Responsible communication about AI safety
As a matter of responsible communication, I think Narayanan & Kapoor’s headline is, unfortunately, over-broad and misleading. It gives the impression that model-level interventions are never appropriate because they are meaningless. The body of the post adds more nuance, but accurate headlines matter a lot.
My headline tries to be more nuanced while using the same number of words as Narayanan & Kapoor’s headline. Alternative headlines that I think could have been more responsible but no more verbose include: “Context matters for AI safety”, “AI safety often depends on context”, and “When assessing AI safety, don’t ignore context.” “AI Safety: More about Context Than Models” is also a perfectly fine headline to go with the post, which would accomplish the authors’ goal of downplaying the comparative importance of model-level interventions.
Model-level interventions are and will continue to be an important tool in policymakers’ toolkit. So will system- and context-level interventions. We should acknowledge the importance of all three (and possibly others!), and not give the impression that any are, as a rule, wholly valueless.
“We have to specify a particular context before we can even meaningfully ask an AI safety question.” (emphasis added).
I think this is the most natural interpretation of “AI safety is not a model property.” See also: “Why has the myth of safety as a model property persisted?” (emphasis added).
I would actually argue that outputting copyrighted material could be a great example of why context matters, since the fair use defense to copyright infringement exists, and also (theoretically) an author could have given the model developer a license to have the model reproduce the author’s copyrighted text.
“Cost” here is meant expansively to refer to anything that a policymaker would prefer to avoid, including not only the monetary cost required to perform the intervention, but also any cost in degraded performance on desired functionalities or costs to other values (e.g., decentralization of power, privacy, fairness).

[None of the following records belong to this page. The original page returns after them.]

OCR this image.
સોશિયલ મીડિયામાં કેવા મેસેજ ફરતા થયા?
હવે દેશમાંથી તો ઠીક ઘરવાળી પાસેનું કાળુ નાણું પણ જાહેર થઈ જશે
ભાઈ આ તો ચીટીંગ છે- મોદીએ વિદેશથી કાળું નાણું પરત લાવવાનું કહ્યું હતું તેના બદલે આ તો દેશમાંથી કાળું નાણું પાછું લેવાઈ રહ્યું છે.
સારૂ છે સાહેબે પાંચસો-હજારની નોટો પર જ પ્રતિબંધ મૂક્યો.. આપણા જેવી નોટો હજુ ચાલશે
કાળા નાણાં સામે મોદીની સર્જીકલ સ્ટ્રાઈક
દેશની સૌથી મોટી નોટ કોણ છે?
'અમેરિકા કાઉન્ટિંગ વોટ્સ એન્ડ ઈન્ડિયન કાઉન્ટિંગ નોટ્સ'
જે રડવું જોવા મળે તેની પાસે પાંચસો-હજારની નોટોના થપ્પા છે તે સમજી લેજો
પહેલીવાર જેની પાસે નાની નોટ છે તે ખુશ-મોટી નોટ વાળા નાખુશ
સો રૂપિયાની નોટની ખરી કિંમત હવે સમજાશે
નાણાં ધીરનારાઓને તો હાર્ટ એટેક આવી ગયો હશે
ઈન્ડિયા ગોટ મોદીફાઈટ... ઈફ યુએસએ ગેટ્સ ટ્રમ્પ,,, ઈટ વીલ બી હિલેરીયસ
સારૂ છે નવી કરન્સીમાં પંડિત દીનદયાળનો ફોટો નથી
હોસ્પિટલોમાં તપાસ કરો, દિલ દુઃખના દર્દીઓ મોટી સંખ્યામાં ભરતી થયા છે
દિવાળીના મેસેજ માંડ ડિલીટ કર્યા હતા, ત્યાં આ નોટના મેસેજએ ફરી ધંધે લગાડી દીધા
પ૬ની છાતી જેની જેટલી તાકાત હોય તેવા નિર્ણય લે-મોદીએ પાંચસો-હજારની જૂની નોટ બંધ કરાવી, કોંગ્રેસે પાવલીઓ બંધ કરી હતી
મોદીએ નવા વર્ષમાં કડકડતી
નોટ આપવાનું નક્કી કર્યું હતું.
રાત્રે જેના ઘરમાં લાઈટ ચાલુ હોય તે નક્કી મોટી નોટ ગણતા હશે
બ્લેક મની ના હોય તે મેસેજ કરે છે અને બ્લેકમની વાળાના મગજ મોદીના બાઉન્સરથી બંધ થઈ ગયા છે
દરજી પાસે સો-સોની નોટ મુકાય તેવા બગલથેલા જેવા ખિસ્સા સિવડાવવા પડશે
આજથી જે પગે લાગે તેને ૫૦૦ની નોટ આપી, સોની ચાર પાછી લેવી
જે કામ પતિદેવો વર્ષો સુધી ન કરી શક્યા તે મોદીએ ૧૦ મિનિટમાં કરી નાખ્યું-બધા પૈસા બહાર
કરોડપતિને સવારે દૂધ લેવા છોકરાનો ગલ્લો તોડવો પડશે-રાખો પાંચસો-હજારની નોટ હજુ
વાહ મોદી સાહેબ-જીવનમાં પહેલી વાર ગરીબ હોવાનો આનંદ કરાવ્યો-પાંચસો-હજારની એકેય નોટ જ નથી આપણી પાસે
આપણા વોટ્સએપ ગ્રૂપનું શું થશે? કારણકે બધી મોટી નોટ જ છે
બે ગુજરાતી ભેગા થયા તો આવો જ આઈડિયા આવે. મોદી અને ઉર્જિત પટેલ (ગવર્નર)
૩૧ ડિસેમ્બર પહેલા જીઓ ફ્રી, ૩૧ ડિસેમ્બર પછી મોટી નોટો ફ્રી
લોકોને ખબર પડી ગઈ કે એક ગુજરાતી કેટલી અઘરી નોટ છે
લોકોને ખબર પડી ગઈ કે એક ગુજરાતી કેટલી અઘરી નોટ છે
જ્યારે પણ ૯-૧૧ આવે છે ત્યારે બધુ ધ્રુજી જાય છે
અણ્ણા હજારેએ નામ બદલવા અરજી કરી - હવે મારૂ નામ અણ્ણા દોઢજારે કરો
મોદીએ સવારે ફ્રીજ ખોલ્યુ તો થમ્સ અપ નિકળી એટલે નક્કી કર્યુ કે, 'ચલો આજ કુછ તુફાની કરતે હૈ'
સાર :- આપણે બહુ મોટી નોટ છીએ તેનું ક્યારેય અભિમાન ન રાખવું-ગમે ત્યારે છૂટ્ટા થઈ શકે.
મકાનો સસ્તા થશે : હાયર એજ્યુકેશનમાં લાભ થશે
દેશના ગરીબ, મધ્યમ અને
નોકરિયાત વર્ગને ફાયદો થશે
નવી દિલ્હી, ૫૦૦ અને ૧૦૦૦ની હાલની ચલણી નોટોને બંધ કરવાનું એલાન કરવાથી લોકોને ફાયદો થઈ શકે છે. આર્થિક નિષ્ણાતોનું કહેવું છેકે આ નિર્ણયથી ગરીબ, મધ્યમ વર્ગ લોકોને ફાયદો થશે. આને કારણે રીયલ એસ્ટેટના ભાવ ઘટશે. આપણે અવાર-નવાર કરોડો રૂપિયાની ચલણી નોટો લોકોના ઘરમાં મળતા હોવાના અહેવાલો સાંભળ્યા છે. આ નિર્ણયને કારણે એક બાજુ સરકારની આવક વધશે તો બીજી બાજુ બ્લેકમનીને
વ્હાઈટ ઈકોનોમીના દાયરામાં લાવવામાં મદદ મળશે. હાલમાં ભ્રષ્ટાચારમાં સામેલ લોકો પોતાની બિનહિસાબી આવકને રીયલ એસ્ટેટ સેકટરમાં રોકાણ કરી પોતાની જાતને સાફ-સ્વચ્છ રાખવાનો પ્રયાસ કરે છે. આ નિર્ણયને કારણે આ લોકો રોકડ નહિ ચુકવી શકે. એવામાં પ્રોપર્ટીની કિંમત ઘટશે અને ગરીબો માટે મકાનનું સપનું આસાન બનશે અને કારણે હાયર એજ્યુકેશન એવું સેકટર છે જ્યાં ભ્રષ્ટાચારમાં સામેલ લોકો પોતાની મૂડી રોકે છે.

See § 2.7 of the GPT-4 System Card. (Disclosure: I worked at OpenAI and worked on policy for GPT-4.)
For the same reason, “system-level safety” and “deployment context-level safety” are important concepts even though they require reference to the model itself. Neither model-level safety nor context-level safety makes sense in a vacuum, but both are useful.
Conversely, system- and context-level interventions require reference to the model itself.
The challenge is that headlines are proportional to reach. So there’s a decision as to if they have more strategy to gain by sending some message to more people or a better message to fewer people.
Attention economy never dies. I bet they considered this. Good post regardless!